Frequently Asked Questions (FAQs)

Q1: What is New Zealand vs Pakistan head-to-head in Tests?

Ans. Pakistan lead 25-14 in 62 Tests with 23 drawn. Pakistan’s dominance was built from 1955 to 2013. Since 2014, New Zealand have won 7 of 8 Tests against Pakistan — a near-total reversal of the historical pattern.

Q2: What is New Zealand vs Pakistan head-to-head in ODIs?

Ans. Pakistan lead 61-57 in 122 ODIs with 3 no-results and 1 tied. Pakistan’s lead is primarily built on home record (22 wins from 28 at home). In New Zealand, NZ lead 17-8.

Q3: What were the results of the Pakistan tour of New Zealand 2025?

Ans.
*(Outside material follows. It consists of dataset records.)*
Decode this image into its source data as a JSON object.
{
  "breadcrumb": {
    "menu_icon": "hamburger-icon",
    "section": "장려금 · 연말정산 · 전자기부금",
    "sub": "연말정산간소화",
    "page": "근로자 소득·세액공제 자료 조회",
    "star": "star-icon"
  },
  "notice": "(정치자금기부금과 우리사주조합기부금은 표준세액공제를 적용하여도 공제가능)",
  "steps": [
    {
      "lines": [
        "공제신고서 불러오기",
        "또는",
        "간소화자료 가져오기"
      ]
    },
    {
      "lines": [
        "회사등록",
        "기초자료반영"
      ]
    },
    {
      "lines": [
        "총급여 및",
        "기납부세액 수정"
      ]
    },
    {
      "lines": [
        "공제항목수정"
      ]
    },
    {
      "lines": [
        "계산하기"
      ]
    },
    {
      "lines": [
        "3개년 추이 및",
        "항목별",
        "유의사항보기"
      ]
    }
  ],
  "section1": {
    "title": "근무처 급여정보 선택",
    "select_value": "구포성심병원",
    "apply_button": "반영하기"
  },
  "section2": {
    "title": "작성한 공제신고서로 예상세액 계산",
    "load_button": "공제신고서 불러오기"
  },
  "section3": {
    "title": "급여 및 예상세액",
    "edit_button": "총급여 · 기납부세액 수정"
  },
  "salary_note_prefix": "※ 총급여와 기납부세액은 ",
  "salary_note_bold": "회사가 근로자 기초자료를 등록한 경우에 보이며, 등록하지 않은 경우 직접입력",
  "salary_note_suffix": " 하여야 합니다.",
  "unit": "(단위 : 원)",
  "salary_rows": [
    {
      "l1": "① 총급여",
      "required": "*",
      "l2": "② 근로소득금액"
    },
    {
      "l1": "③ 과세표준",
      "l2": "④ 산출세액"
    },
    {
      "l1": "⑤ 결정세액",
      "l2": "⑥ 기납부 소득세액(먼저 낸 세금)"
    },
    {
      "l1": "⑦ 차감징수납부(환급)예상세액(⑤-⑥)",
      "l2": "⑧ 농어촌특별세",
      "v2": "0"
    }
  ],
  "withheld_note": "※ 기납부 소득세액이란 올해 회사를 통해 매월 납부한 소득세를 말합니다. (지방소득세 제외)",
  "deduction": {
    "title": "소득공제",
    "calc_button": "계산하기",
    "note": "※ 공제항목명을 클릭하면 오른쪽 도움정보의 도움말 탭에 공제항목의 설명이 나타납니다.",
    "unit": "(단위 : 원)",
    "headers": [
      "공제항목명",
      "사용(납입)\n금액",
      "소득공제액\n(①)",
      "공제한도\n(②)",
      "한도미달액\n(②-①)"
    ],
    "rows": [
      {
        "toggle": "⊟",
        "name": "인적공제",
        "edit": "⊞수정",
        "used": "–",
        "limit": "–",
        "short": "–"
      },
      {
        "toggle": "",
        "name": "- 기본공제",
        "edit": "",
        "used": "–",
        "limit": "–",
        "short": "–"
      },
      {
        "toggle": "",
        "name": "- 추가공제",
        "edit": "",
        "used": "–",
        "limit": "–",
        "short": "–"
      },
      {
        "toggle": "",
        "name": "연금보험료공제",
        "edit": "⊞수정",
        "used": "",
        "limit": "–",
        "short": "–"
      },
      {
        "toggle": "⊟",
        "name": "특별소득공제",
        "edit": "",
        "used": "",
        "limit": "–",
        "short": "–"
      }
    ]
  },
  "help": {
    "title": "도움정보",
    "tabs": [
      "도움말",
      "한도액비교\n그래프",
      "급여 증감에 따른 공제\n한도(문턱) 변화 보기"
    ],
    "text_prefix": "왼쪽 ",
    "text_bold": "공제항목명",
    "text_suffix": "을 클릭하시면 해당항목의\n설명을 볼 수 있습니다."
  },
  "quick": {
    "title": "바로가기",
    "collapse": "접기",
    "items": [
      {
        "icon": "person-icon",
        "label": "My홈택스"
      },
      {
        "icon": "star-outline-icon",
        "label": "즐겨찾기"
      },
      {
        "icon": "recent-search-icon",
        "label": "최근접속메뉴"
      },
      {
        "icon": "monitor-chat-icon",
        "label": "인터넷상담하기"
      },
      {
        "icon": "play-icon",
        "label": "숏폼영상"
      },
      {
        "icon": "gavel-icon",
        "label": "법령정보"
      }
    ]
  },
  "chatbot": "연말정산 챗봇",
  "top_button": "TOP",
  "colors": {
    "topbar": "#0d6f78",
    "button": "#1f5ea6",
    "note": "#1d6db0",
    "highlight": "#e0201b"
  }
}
New Zealand won the T20I series 4-1 (Match results: NZ won 1st by 9 wkts; NZ won 2nd by 5 wkts; PAK won 3rd by 9 wkts; NZ won 4th by 115 runs; NZ won 5th by 8 wkts). New Zealand also won the ODI series 3-0 (73 runs, 84 runs, 43 runs).

Q4: What happened in the NZ vs Pakistan T20 World Cup 2026 Super Eights match?

Ans. The match was abandoned without a ball bowled due to rain at R. Premadasa Stadium, Colombo, on February 21, 2026. Both teams received one point each. It was the opening game of the Super Eights stage.

Q5: What is Pakistan vs New Zealand T20 World Cup head-to-head?

Ans. Pakistan lead 5-2 in 7 T20 World Cup matches. Pakistan have beaten New Zealand in 2007 (semi-final), 2007 (final), 2010, 2012, and 2021. New Zealand’s two T20 WC wins came in 2014 and 2022.

Q6: When did New Zealand and Pakistan first play cricket?

Ans. The first Test between New Zealand and Pakistan was played at National Stadium, Karachi, from October 13-17, 1955. Pakistan won by an innings and 1 run.